ARCHBISHOP IS HALF-JEWISH

Top cleric sorry for Holocaust comparison

Archbishop of Canterbury Justin Welby.
Photo: Paul Grover/Pool photo via AP
Archbishop of Canterbury Justin Welby. Photo: Paul Grover/Pool photo via AP

THE Archbishop of Canterbury Justin Welby has apologised for suggesting that the impact of climate change would be worse than Nazi genocide.

Welby, the most senior cleric in the Church of England and leader of Anglicans worldwide, made the comments in an interview with the BBC at the COP26 summit in Glasgow.

He said that national leaders will be “cursed” if they do not achieve the goal of the United Nations summit to urgently find concrete ways to stabilise global heating.

Politicians who fail at this task will be spoken of by future generations “in far stronger terms than we speak today of the politicians of the ’30s, of the politicians who ignored what was happening in Nazi Germany,” said Welby.

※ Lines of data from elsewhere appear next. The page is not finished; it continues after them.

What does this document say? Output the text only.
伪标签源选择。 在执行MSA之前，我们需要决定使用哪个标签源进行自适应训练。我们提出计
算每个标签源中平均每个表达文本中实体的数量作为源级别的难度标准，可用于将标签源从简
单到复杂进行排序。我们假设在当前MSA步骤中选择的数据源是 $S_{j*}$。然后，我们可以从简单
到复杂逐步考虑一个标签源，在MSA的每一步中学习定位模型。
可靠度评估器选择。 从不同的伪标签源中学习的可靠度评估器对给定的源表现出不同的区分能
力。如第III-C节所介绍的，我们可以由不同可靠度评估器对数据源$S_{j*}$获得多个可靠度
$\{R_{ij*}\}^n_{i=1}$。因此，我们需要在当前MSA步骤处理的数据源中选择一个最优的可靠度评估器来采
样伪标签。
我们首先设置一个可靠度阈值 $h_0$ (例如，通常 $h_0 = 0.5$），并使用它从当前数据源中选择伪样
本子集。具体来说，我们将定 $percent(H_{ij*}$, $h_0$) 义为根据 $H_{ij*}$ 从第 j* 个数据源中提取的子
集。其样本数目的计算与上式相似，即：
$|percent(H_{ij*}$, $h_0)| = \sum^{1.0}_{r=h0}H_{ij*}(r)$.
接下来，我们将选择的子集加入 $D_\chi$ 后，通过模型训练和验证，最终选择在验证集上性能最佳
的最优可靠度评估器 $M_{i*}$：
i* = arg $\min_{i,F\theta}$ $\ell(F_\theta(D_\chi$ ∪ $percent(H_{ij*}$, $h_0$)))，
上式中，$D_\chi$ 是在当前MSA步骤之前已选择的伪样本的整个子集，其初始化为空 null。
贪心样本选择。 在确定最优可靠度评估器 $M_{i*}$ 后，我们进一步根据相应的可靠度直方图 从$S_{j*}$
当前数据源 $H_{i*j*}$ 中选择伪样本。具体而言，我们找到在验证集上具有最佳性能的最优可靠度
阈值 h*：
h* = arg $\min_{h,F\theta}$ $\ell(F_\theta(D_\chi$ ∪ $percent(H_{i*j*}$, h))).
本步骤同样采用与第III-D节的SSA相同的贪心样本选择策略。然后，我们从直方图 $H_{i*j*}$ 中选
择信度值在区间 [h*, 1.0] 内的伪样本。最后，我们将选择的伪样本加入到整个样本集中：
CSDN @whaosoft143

He added that this was because climate change “will kill people all around the world for generations” and “allow a genocide on an infinitely greater scale” that will “come back to us or to our children and grandchildren”.

Welby, who discovered when he became Archbishop that his father was actually Jewish, later apologised for offending Jewish people with the Holocaust analogy.

“I unequivocally apologise for the words I used when trying to emphasise the gravity of the situation facing us at COP26,” he tweeted.

“It’s never right to make comparisons with the atrocities brought by the Nazis, and I’m sorry for the offence caused to Jews by these words,” he added.

A spokesman for British Prime Minister Boris Johnson said of the comments, “It is up to individuals how they choose to frame the problem.”

Stephen Pollard, editor of The Jewish Chronicle newspaper, reacted furiously to Welby’s comments, tweeting that they were “so sickening that I simply cannot comprehend how Welby can remain as a priest, let alone Archbishop”.

He later relented, saying the Archbishop made “a proper apology, not mealy-mouthed”.